The NBA Clapback Brotherhood

However, Green was not having it.

“He [Russo] goes on TV and he says ‘America is tired of Draymond Green.’ He then proceeds to say ‘shut up and play,'” Green said on his podcast. “I’m not one to really pull a race card very often because I think we all know the role that race plays in a world that we live in, but that definitely had a racist connotation.”

It was then that former NBA shooting guard JJ Redick showed his new media affinity.

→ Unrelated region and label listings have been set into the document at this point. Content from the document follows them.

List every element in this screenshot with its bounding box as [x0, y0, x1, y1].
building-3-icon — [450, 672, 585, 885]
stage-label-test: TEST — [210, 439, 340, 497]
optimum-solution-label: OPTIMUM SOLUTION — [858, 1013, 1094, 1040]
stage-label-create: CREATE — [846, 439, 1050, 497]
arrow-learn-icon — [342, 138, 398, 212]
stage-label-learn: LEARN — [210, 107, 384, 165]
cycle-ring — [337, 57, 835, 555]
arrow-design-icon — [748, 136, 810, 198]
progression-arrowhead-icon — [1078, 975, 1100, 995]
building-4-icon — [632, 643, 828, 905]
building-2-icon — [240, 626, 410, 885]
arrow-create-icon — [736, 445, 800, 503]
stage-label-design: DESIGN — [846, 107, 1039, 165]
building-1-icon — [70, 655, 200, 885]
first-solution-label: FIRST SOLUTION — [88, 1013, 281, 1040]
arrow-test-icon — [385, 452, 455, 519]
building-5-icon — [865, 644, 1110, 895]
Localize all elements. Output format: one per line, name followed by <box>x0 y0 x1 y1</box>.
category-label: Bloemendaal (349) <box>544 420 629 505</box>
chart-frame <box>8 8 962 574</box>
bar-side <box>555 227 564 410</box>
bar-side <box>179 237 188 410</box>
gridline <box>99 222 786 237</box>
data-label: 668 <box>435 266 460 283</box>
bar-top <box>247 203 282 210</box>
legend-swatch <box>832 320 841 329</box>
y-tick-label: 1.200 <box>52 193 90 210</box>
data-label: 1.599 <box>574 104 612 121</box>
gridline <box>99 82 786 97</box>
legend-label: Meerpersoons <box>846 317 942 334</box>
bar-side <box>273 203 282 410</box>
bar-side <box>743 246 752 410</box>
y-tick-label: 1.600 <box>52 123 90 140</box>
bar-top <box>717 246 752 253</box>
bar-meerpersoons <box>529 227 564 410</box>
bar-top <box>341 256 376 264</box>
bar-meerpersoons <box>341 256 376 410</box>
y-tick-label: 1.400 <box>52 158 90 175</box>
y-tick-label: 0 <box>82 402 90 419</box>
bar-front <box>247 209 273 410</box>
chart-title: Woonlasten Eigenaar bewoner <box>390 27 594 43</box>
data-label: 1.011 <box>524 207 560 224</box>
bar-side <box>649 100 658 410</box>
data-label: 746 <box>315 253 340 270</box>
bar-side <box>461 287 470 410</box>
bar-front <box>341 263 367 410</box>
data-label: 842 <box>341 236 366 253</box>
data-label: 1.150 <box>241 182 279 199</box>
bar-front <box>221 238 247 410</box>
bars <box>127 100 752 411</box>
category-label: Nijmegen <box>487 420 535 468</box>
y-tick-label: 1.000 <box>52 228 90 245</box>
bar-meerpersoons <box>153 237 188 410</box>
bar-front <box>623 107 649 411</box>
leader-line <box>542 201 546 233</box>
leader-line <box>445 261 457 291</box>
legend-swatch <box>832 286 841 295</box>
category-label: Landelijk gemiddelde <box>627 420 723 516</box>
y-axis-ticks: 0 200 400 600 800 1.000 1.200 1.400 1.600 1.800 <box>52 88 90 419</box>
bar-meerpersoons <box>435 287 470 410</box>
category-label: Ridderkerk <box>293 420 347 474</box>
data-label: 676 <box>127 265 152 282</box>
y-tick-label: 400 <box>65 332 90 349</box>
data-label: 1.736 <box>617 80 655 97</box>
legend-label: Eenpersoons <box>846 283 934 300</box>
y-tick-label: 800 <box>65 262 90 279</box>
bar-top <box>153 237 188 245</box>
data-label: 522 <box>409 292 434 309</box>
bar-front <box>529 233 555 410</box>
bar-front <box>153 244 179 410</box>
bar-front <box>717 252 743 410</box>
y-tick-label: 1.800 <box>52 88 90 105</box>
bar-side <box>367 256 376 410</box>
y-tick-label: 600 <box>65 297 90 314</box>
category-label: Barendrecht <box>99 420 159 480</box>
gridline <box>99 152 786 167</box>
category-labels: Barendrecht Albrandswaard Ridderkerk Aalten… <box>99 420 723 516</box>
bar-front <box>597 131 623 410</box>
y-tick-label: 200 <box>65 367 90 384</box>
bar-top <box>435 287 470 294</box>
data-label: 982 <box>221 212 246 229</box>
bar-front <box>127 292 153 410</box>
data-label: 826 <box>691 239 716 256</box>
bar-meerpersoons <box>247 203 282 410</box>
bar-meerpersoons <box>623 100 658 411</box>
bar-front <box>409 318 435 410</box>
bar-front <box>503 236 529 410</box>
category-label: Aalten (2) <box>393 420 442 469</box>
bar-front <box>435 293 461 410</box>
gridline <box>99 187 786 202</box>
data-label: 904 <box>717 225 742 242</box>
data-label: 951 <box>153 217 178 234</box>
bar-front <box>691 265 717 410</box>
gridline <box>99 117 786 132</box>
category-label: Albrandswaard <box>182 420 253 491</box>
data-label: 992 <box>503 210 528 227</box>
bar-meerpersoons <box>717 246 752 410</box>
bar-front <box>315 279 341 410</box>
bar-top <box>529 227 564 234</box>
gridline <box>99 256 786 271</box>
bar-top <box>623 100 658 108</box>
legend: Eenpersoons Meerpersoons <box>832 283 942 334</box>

“The same sort of connotations that the ‘shut up and dribble’ crowd has towards athletes, and I have a real problem with that,” Redick said. “And specifically with Draymond, the idea that America is tired of him, you do realize that the guy has a very, very popular podcast that he hosts where he talks himself for the majority of the episode, and people listen to that.

“You can’t take away what makes a player great, so there’s no shut up and play.”

The New Media

The advent of technology has unleashed the unfiltered voices of athletes, and whether known as the new media or just the newly unmuzzled, there is a significant shift in the way the narrative is formed.

Newsmakers are now becoming the news narrators, and that is a genie that will never be put back in the bottle.

Draymond Green’s Opus

“Stephen A, the ‘new media’ is here, and the new media is here to stay, my friend, now. When you say going from a player to the number one, I don’t do this sometimes, Stephen. You need to check out ‘The Draymond Green Show,’ it drops twice a week,” Green said on his podcast.

“I don’t just do this sometimes baby, this is real this is here to stay, this is going nowhere, so this is not a sometime thing,” Green added. “I put a lot into this, and I hope you understand that, and if you don’t that’s OK, because you’ll just continue to notice me, baby, you’ll continue to notice me, Stephen A.”